Denial of Humanitarian Access

Last, the denial of humanitarian access is a crime that harms children and can violate all their basic rights. Among these rights are the right to life; right to health; right to security; right to a standard of living adequate for the child’s physical, mental, spiritual, moral, and social development; right to freedom, personal integrity, and dignity and right to education. This crime against children has been committed in many Ukrainian cities and towns, including Trostyanets, Irpin, Mariupol, and Volnovakha.

Denial of humanitarian access against children violates the law of armed conflict (see, e.g., Articles 55, 60, 61, and 62 of Geneva Convention IV; Articles 14, 69, 70, and 71 of Additional Protocol I; Rule 55 of the ICRC Customary International Humanitarian Law Study), as well as the Convention on the Rights of the Child and the domestic law of Ukraine.

As with many of the other crimes already discussed, the denial of humanitarian access could constitute war crimes (intentionally using starvation of civilians as a method of warfare by depriving them of objects indispensable to their survival, including willfully impeding relief supplies as provided for under the Geneva Conventions), crimes against humanity (extermination and other inhumane acts of a similar character intentionally causing great suffering, or serious injury to body or to mental or physical health) and genocide (deliberately inflicting on the group conditions of life calculated to bring about its physical destruction in whole or in part).

Conclusion

Since the beginning of Russia’s full-scale invasion of Ukraine on 24 February 2022, there is evidence that indicates that Russian political leaders, military leaders, and military personnel have repeatedly committed the six serious violations against children in armed conflict outlined by the UN Security Council and the Secretary-General.
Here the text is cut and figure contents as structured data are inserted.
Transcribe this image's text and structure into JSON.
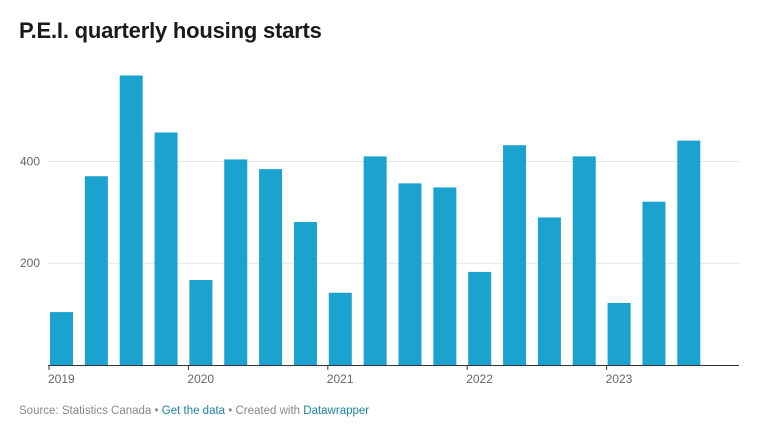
{
  "title": "P.E.I. quarterly housing starts",
  "footer": {
    "source_text": "Source: Statistics Canada",
    "separator": "•",
    "get_data": "Get the data",
    "created_with": "Created with",
    "datawrapper": "Datawrapper"
  },
  "colors": {
    "bar": "#1ba2cf",
    "grid": "#e6e6e6",
    "axis": "#333333",
    "tick_text": "#666666",
    "link": "#1d81a2"
  },
  "chart_data": {
    "type": "bar",
    "title": "P.E.I. quarterly housing starts",
    "categories": [
      "2019 Q1",
      "2019 Q2",
      "2019 Q3",
      "2019 Q4",
      "2020 Q1",
      "2020 Q2",
      "2020 Q3",
      "2020 Q4",
      "2021 Q1",
      "2021 Q2",
      "2021 Q3",
      "2021 Q4",
      "2022 Q1",
      "2022 Q2",
      "2022 Q3",
      "2022 Q4",
      "2023 Q1",
      "2023 Q2",
      "2023 Q3"
    ],
    "values": [
      104,
      371,
      569,
      457,
      167,
      404,
      385,
      281,
      142,
      410,
      357,
      349,
      183,
      432,
      290,
      410,
      122,
      321,
      441
    ],
    "x_tick_labels": [
      "2019",
      "2020",
      "2021",
      "2022",
      "2023"
    ],
    "y_ticks": [
      200,
      400
    ],
    "ylim": [
      0,
      570
    ],
    "grid": true,
    "legend": "none"
  }
}
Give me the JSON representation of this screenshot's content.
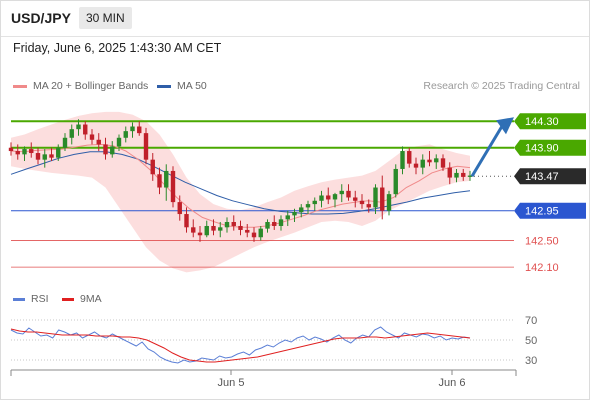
{
  "header": {
    "symbol": "USD/JPY",
    "timeframe": "30 MIN"
  },
  "date_line": "Friday, June 6, 2025 1:43:30 AM CET",
  "legend": {
    "ma20": {
      "label": "MA 20 + Bollinger Bands",
      "color": "#f08a8a"
    },
    "ma50": {
      "label": "MA 50",
      "color": "#2f5ea8"
    }
  },
  "research_credit": "Research © 2025 Trading Central",
  "rsi_legend": {
    "rsi": {
      "label": "RSI",
      "color": "#5b7fd6"
    },
    "ma9": {
      "label": "9MA",
      "color": "#e02020"
    }
  },
  "colors": {
    "up": "#2a8a2a",
    "down": "#c0202a",
    "resistance": "#4aa800",
    "support": "#2b56d0",
    "target": "#e05050",
    "arrow": "#2f6fb5",
    "band_fill": "#fbd3d3"
  },
  "chart_data": [
    {
      "type": "candlestick",
      "price_range": [
        141.83,
        144.68
      ],
      "levels": [
        {
          "value": "144.30",
          "kind": "resistance"
        },
        {
          "value": "143.90",
          "kind": "resistance"
        },
        {
          "value": "143.47",
          "kind": "last"
        },
        {
          "value": "142.95",
          "kind": "support"
        },
        {
          "value": "142.50",
          "kind": "target"
        },
        {
          "value": "142.10",
          "kind": "target"
        }
      ],
      "forecast_arrow": {
        "from": 143.47,
        "to": 144.3
      },
      "x_labels": [
        "Jun 5",
        "Jun 6"
      ],
      "candles": [
        [
          143.9,
          143.98,
          143.78,
          143.85
        ],
        [
          143.85,
          143.95,
          143.72,
          143.8
        ],
        [
          143.8,
          143.92,
          143.7,
          143.88
        ],
        [
          143.88,
          143.98,
          143.75,
          143.82
        ],
        [
          143.82,
          143.9,
          143.65,
          143.72
        ],
        [
          143.72,
          143.88,
          143.6,
          143.8
        ],
        [
          143.8,
          143.9,
          143.7,
          143.75
        ],
        [
          143.75,
          143.95,
          143.7,
          143.9
        ],
        [
          143.9,
          144.12,
          143.85,
          144.05
        ],
        [
          144.05,
          144.25,
          143.95,
          144.18
        ],
        [
          144.18,
          144.33,
          144.08,
          144.25
        ],
        [
          144.25,
          144.3,
          144.02,
          144.1
        ],
        [
          144.1,
          144.18,
          143.95,
          144.02
        ],
        [
          144.02,
          144.12,
          143.85,
          143.95
        ],
        [
          143.95,
          144.05,
          143.72,
          143.8
        ],
        [
          143.8,
          144.0,
          143.75,
          143.92
        ],
        [
          143.92,
          144.1,
          143.85,
          144.05
        ],
        [
          144.05,
          144.22,
          143.98,
          144.15
        ],
        [
          144.15,
          144.28,
          144.05,
          144.22
        ],
        [
          144.22,
          144.3,
          144.08,
          144.12
        ],
        [
          144.12,
          144.2,
          143.65,
          143.72
        ],
        [
          143.72,
          143.82,
          143.4,
          143.5
        ],
        [
          143.5,
          143.6,
          143.2,
          143.3
        ],
        [
          143.3,
          143.65,
          143.1,
          143.55
        ],
        [
          143.55,
          143.62,
          143.0,
          143.08
        ],
        [
          143.08,
          143.18,
          142.8,
          142.9
        ],
        [
          142.9,
          143.0,
          142.62,
          142.7
        ],
        [
          142.7,
          142.82,
          142.55,
          142.62
        ],
        [
          142.62,
          142.72,
          142.48,
          142.58
        ],
        [
          142.58,
          142.8,
          142.55,
          142.72
        ],
        [
          142.72,
          142.82,
          142.58,
          142.65
        ],
        [
          142.65,
          142.78,
          142.55,
          142.7
        ],
        [
          142.7,
          142.85,
          142.62,
          142.78
        ],
        [
          142.78,
          142.88,
          142.65,
          142.72
        ],
        [
          142.72,
          142.8,
          142.58,
          142.66
        ],
        [
          142.66,
          142.75,
          142.55,
          142.62
        ],
        [
          142.62,
          142.7,
          142.48,
          142.55
        ],
        [
          142.55,
          142.72,
          142.5,
          142.68
        ],
        [
          142.68,
          142.82,
          142.62,
          142.78
        ],
        [
          142.78,
          142.88,
          142.66,
          142.72
        ],
        [
          142.72,
          142.88,
          142.65,
          142.82
        ],
        [
          142.82,
          142.95,
          142.72,
          142.88
        ],
        [
          142.88,
          142.98,
          142.78,
          142.93
        ],
        [
          142.93,
          143.05,
          142.85,
          143.0
        ],
        [
          143.0,
          143.1,
          142.9,
          143.05
        ],
        [
          143.05,
          143.15,
          142.95,
          143.1
        ],
        [
          143.1,
          143.25,
          143.0,
          143.18
        ],
        [
          143.18,
          143.3,
          143.05,
          143.12
        ],
        [
          143.12,
          143.22,
          143.0,
          143.2
        ],
        [
          143.2,
          143.35,
          143.08,
          143.25
        ],
        [
          143.25,
          143.35,
          143.1,
          143.15
        ],
        [
          143.15,
          143.25,
          143.0,
          143.1
        ],
        [
          143.1,
          143.2,
          142.98,
          143.05
        ],
        [
          143.05,
          143.12,
          142.92,
          143.0
        ],
        [
          143.0,
          143.35,
          142.9,
          143.3
        ],
        [
          143.3,
          143.48,
          142.82,
          142.95
        ],
        [
          142.95,
          143.25,
          142.88,
          143.2
        ],
        [
          143.2,
          143.65,
          143.15,
          143.58
        ],
        [
          143.58,
          143.92,
          143.5,
          143.85
        ],
        [
          143.85,
          143.9,
          143.6,
          143.66
        ],
        [
          143.66,
          143.75,
          143.5,
          143.6
        ],
        [
          143.6,
          143.8,
          143.5,
          143.72
        ],
        [
          143.72,
          143.85,
          143.62,
          143.68
        ],
        [
          143.68,
          143.8,
          143.58,
          143.74
        ],
        [
          143.74,
          143.8,
          143.55,
          143.6
        ],
        [
          143.6,
          143.68,
          143.35,
          143.45
        ],
        [
          143.45,
          143.58,
          143.38,
          143.52
        ],
        [
          143.52,
          143.58,
          143.4,
          143.46
        ],
        [
          143.46,
          143.55,
          143.4,
          143.48
        ]
      ],
      "ma20": [
        143.85,
        143.84,
        143.86,
        143.87,
        143.88,
        143.91,
        143.94,
        143.95,
        143.93,
        143.85,
        143.72,
        143.55,
        143.35,
        143.15,
        142.98,
        142.85,
        142.78,
        142.72,
        142.7,
        142.7,
        142.72,
        142.76,
        142.82,
        142.88,
        142.95,
        143.0,
        143.05,
        143.08,
        143.1,
        143.08,
        143.15,
        143.3,
        143.4,
        143.52,
        143.58,
        143.62,
        143.6
      ],
      "ma50": [
        143.5,
        143.58,
        143.66,
        143.74,
        143.8,
        143.84,
        143.84,
        143.8,
        143.73,
        143.62,
        143.5,
        143.38,
        143.28,
        143.18,
        143.1,
        143.04,
        142.98,
        142.94,
        142.92,
        142.9,
        142.9,
        142.91,
        142.94,
        142.98,
        143.03,
        143.08,
        143.14,
        143.18,
        143.22,
        143.25
      ],
      "bb_upper": [
        144.05,
        144.1,
        144.18,
        144.25,
        144.32,
        144.38,
        144.42,
        144.44,
        144.44,
        144.4,
        144.3,
        144.1,
        143.8,
        143.45,
        143.2,
        143.05,
        142.98,
        142.96,
        143.0,
        143.08,
        143.15,
        143.25,
        143.32,
        143.38,
        143.42,
        143.45,
        143.48,
        143.55,
        143.7,
        143.85,
        143.92,
        143.95,
        143.88,
        143.82,
        143.78
      ],
      "bb_lower": [
        143.62,
        143.58,
        143.55,
        143.52,
        143.5,
        143.48,
        143.45,
        143.3,
        143.0,
        142.7,
        142.4,
        142.2,
        142.08,
        142.02,
        142.05,
        142.1,
        142.2,
        142.3,
        142.4,
        142.48,
        142.55,
        142.62,
        142.7,
        142.78,
        142.8,
        142.78,
        142.72,
        142.8,
        142.95,
        143.05,
        143.15,
        143.25,
        143.32,
        143.38,
        143.4
      ]
    },
    {
      "type": "line",
      "title": "RSI",
      "ylim": [
        20,
        80
      ],
      "ticks": [
        70,
        50,
        30
      ],
      "series": [
        {
          "name": "RSI",
          "values": [
            60,
            57,
            56,
            62,
            58,
            54,
            55,
            52,
            60,
            58,
            55,
            57,
            52,
            55,
            58,
            54,
            52,
            56,
            53,
            50,
            47,
            44,
            48,
            41,
            38,
            33,
            30,
            28,
            27,
            30,
            28,
            29,
            32,
            31,
            30,
            34,
            32,
            33,
            36,
            38,
            35,
            40,
            42,
            45,
            43,
            47,
            50,
            48,
            52,
            54,
            50,
            53,
            51,
            48,
            52,
            55,
            50,
            47,
            52,
            55,
            53,
            60,
            63,
            58,
            55,
            52,
            57,
            55,
            53,
            56,
            55,
            52,
            54,
            50,
            52,
            51,
            53,
            52
          ]
        },
        {
          "name": "9MA",
          "values": [
            61,
            59,
            58,
            58,
            57,
            56,
            55,
            55,
            55,
            55,
            54,
            54,
            54,
            53,
            53,
            52,
            50,
            46,
            42,
            37,
            33,
            30,
            29,
            28,
            28,
            29,
            30,
            31,
            32,
            33,
            35,
            37,
            39,
            41,
            43,
            45,
            47,
            49,
            51,
            52,
            52,
            52,
            53,
            53,
            52,
            53,
            54,
            55,
            56,
            57,
            56,
            55,
            54,
            53,
            52
          ]
        }
      ],
      "x_labels": [
        "Jun 5",
        "Jun 6"
      ]
    }
  ]
}
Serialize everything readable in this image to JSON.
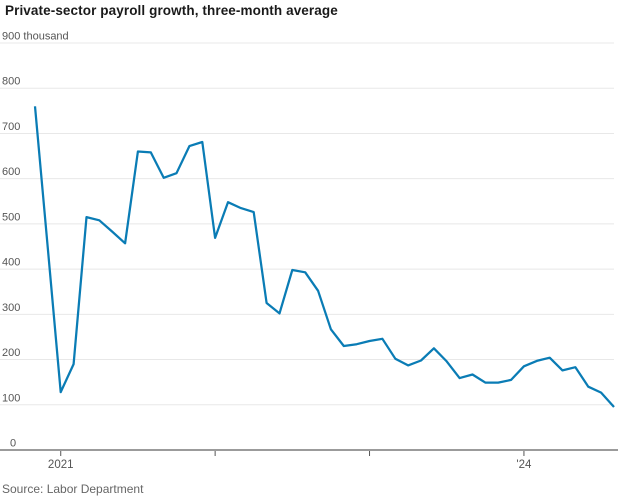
{
  "title": "Private-sector payroll growth, three-month average",
  "source": "Source: Labor Department",
  "colors": {
    "line": "#0a7cb5",
    "grid": "#e8e8e8",
    "axis": "#9b9b9b",
    "tick": "#555555",
    "axis_text": "#555555",
    "title_text": "#1a1a1a",
    "source_text": "#666666",
    "background": "#ffffff"
  },
  "chart_data": {
    "type": "line",
    "title": "Private-sector payroll growth, three-month average",
    "ylabel": "",
    "xlabel": "",
    "unit_label": "thousand",
    "ylim": [
      0,
      900
    ],
    "y_ticks": [
      0,
      100,
      200,
      300,
      400,
      500,
      600,
      700,
      800,
      900
    ],
    "grid": "horizontal",
    "legend": "none",
    "x_months": [
      "2020-11",
      "2020-12",
      "2021-01",
      "2021-02",
      "2021-03",
      "2021-04",
      "2021-05",
      "2021-06",
      "2021-07",
      "2021-08",
      "2021-09",
      "2021-10",
      "2021-11",
      "2021-12",
      "2022-01",
      "2022-02",
      "2022-03",
      "2022-04",
      "2022-05",
      "2022-06",
      "2022-07",
      "2022-08",
      "2022-09",
      "2022-10",
      "2022-11",
      "2022-12",
      "2023-01",
      "2023-02",
      "2023-03",
      "2023-04",
      "2023-05",
      "2023-06",
      "2023-07",
      "2023-08",
      "2023-09",
      "2023-10",
      "2023-11",
      "2023-12",
      "2024-01",
      "2024-02",
      "2024-03",
      "2024-04",
      "2024-05",
      "2024-06",
      "2024-07",
      "2024-08"
    ],
    "values": [
      760,
      444,
      128,
      190,
      515,
      508,
      483,
      457,
      660,
      658,
      602,
      612,
      672,
      681,
      469,
      548,
      535,
      526,
      325,
      302,
      398,
      393,
      352,
      267,
      230,
      234,
      241,
      246,
      202,
      187,
      198,
      225,
      196,
      159,
      167,
      149,
      149,
      155,
      185,
      197,
      204,
      176,
      183,
      140,
      127,
      95
    ],
    "x_year_ticks": [
      {
        "month": "2021-01",
        "label": "2021"
      },
      {
        "month": "2022-01",
        "label": ""
      },
      {
        "month": "2023-01",
        "label": ""
      },
      {
        "month": "2024-01",
        "label": "'24"
      }
    ]
  }
}
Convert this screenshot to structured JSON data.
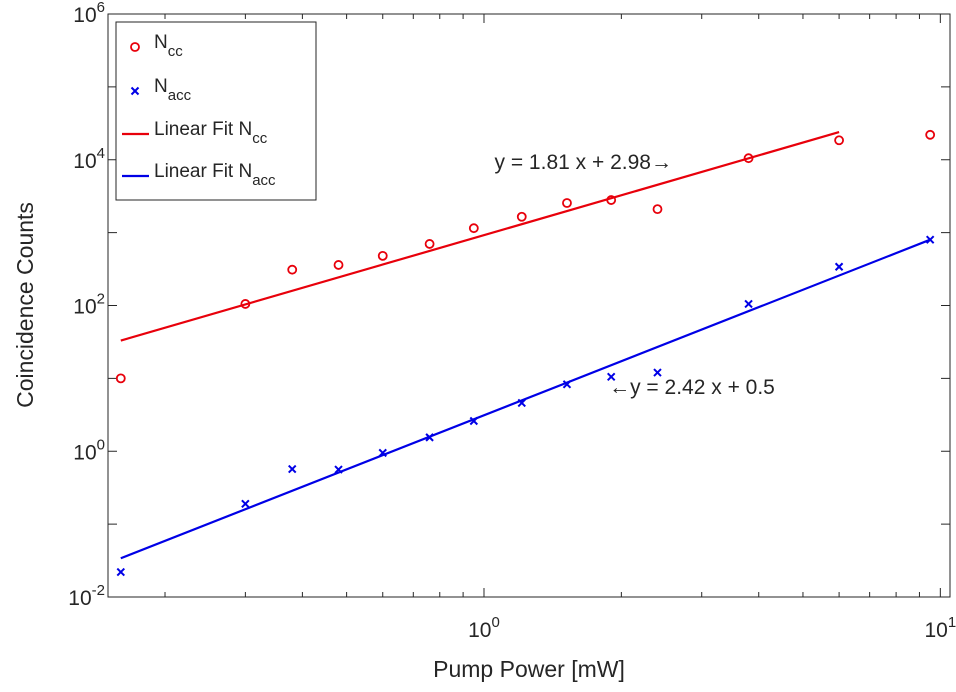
{
  "chart_data": {
    "type": "scatter",
    "title": "",
    "xlabel": "Pump Power [mW]",
    "ylabel": "Coincidence Counts",
    "xscale": "log",
    "yscale": "log",
    "xlim": [
      0.15,
      10.5
    ],
    "ylim": [
      0.01,
      1000000
    ],
    "x_ticks": [
      {
        "value": 1,
        "base": "10",
        "exp": "0"
      },
      {
        "value": 10,
        "base": "10",
        "exp": "1"
      }
    ],
    "y_ticks": [
      {
        "value": 0.01,
        "base": "10",
        "exp": "-2"
      },
      {
        "value": 1,
        "base": "10",
        "exp": "0"
      },
      {
        "value": 100,
        "base": "10",
        "exp": "2"
      },
      {
        "value": 10000,
        "base": "10",
        "exp": "4"
      },
      {
        "value": 1000000,
        "base": "10",
        "exp": "6"
      }
    ],
    "grid": false,
    "legend_position": "top-left",
    "series": [
      {
        "name": "N_cc",
        "legend_base": "N",
        "legend_sub": "cc",
        "kind": "scatter",
        "marker": "circle",
        "color": "#e8000b",
        "x": [
          0.16,
          0.3,
          0.38,
          0.48,
          0.6,
          0.76,
          0.95,
          1.21,
          1.52,
          1.9,
          2.4,
          3.8,
          6.0,
          9.5
        ],
        "y": [
          10,
          105,
          310,
          360,
          480,
          700,
          1150,
          1650,
          2550,
          2800,
          2100,
          10500,
          18500,
          22000
        ]
      },
      {
        "name": "N_acc",
        "legend_base": "N",
        "legend_sub": "acc",
        "kind": "scatter",
        "marker": "x",
        "color": "#0000e6",
        "x": [
          0.16,
          0.3,
          0.38,
          0.48,
          0.6,
          0.76,
          0.95,
          1.21,
          1.52,
          1.9,
          2.4,
          3.8,
          6.0,
          9.5
        ],
        "y": [
          0.022,
          0.19,
          0.57,
          0.56,
          0.95,
          1.55,
          2.6,
          4.6,
          8.3,
          10.5,
          12.0,
          105,
          340,
          800
        ]
      },
      {
        "name": "Linear Fit N_cc",
        "legend_base": "Linear Fit N",
        "legend_sub": "cc",
        "kind": "line",
        "color": "#e8000b",
        "x": [
          0.16,
          6.0
        ],
        "y": [
          33,
          24000
        ]
      },
      {
        "name": "Linear Fit N_acc",
        "legend_base": "Linear Fit N",
        "legend_sub": "acc",
        "kind": "line",
        "color": "#0000e6",
        "x": [
          0.16,
          9.5
        ],
        "y": [
          0.034,
          800
        ]
      }
    ],
    "annotations": [
      {
        "text": "y = 1.81 x + 2.98→",
        "x": 1.65,
        "y": 7500,
        "anchor": "middle"
      },
      {
        "text": "←y = 2.42 x + 0.5",
        "x": 1.88,
        "y": 6.1,
        "anchor": "start"
      }
    ]
  }
}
As discussed above, these violations continue to be documented and investigated at national and international levels. More importantly, these crimes against the most vulnerable members of Ukraine – children – must end. Those responsible must be brought to justice, which could be achieved through a joint contribution of Ukraine, foreign countries’ bodies, as well as international agencies.

***

Oleksii Kaminetskyi is the Chief of the Legal Department of the Ministry of Defense of Ukraine.

Inna Zavorotko, PhD is a major in the Armed Forces of Ukraine. She currently serves in the Legal Department of the Ministry of Defense.